NEW YORK (Reuters) - Crude oil prices dropped sharply for a second day on Wednesday after a U.S. government report showed a surprise increase in inventories and continued weak demand in the world’s top consumer nation.
The decline in prices, which marked the biggest two-day loss in percentage terms since January 2007, helped stocks on Wall Street regain some of the ground lost in recent days on fears over the health of the U.S. banking sector.
U.S. crude futures fell $4.14 to settle at $134.60 a barrel, adding to Tuesday’s drop of $6.44 and bringing oil close to $13 below last week’s all-time peak. London Brent crude fell $2.56 to $136.19 a barrel.
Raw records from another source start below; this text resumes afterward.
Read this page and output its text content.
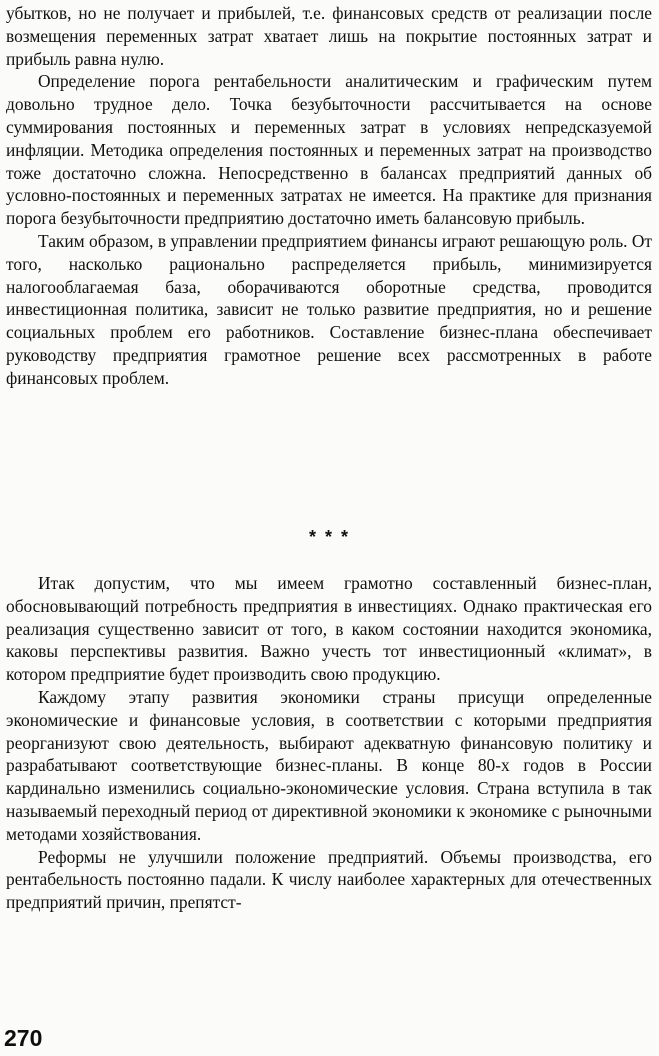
убытков, но не получает и прибылей, т.е. финансовых средств от реализации после возмещения переменных затрат хватает лишь на покрытие постоянных затрат и прибыль равна нулю.

Определение порога рентабельности аналитическим и графическим путем довольно трудное дело. Точка безубыточности рассчитывается на основе суммирования постоянных и переменных затрат в условиях непредсказуемой инфляции. Методика определения постоянных и переменных затрат на производство тоже достаточно сложна. Непосредственно в балансах предприятий данных об условно-постоянных и переменных затратах не имеется. На практике для признания порога безубыточности предприятию достаточно иметь балансовую прибыль.

Таким образом, в управлении предприятием финансы играют решающую роль. От того, насколько рационально распределяется прибыль, минимизируется налогооблагаемая база, оборачиваются оборотные средства, проводится инвестиционная политика, зависит не только развитие предприятия, но и решение социальных проблем его работников. Составление бизнес-плана обеспечивает руководству предприятия грамотное решение всех рассмотренных в работе финансовых проблем.

* * *

Итак допустим, что мы имеем грамотно составленный бизнес-план, обосновывающий потребность предприятия в инвестициях. Однако практическая его реализация существенно зависит от того, в каком состоянии находится экономика, каковы перспективы развития. Важно учесть тот инвестиционный «климат», в котором предприятие будет производить свою продукцию.

Каждому этапу развития экономики страны присущи определенные экономические и финансовые условия, в соответствии с которыми предприятия реорганизуют свою деятельность, выбирают адекватную финансовую политику и разрабатывают соответствующие бизнес-планы. В конце 80-х годов в России кардинально изменились социально-экономические условия. Страна вступила в так называемый переходный период от директивной экономики к экономике с рыночными методами хозяйствования.

Реформы не улучшили положение предприятий. Объемы производства, его рентабельность постоянно падали. К числу наиболее характерных для отечественных предприятий причин, препятст-

270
Wednesday’s losses came after the U.S. Energy Information Administration reported crude inventories rose by 3.0 million barrels last week -- countering expectations for a decline -- alongside builds in gasoline and distillate stocks.
“The EIA builds across the board are the most bearish inventory data we’ve seen in a long while,” said John Kilduff, senior vice president of MF Global in New York.
The widely watched government report also showed U.S. oil products demand running 2.0 percent below year-ago levels, another sign that soaring prices are cutting into consumer demand for fuel.
Adding to pressure on oil prices, a senior U.S. official said Tuesday the United States was planning to send an envoy to talks this weekend between Iran and major powers over Tehran’s nuclear program.
Washington had said previously it would not be involved in any pre-negotiations with Iran unless it gave up nuclear enrichment, and the tensions between the OPEC-member and the West have helped drive up crude oil prices.
Investors have pumped cash into oil and other commodities this year, looking to hedge against inflation and the weak dollar, which has contributed to a 50 percent oil price rally this year to a record above $147 a barrel this month.
Saudi Arabia, the world’s top oil exporter, wants to see lower oil prices, Saudi King Abdullah said in an interview with an Italian newspaper.
“When the price of oil hovered around $100 a barrel, we were already unhappy. Imagine what we feel now, when there is talk of $200,” he said.
Oil’s six-year rally has also been driven partly by ballooning demand from developing economies such as China and India.
An oil worker strike in Brazil this week was not significantly affecting oil production levels, Brazil’s state oil company Petrobras said Tuesday.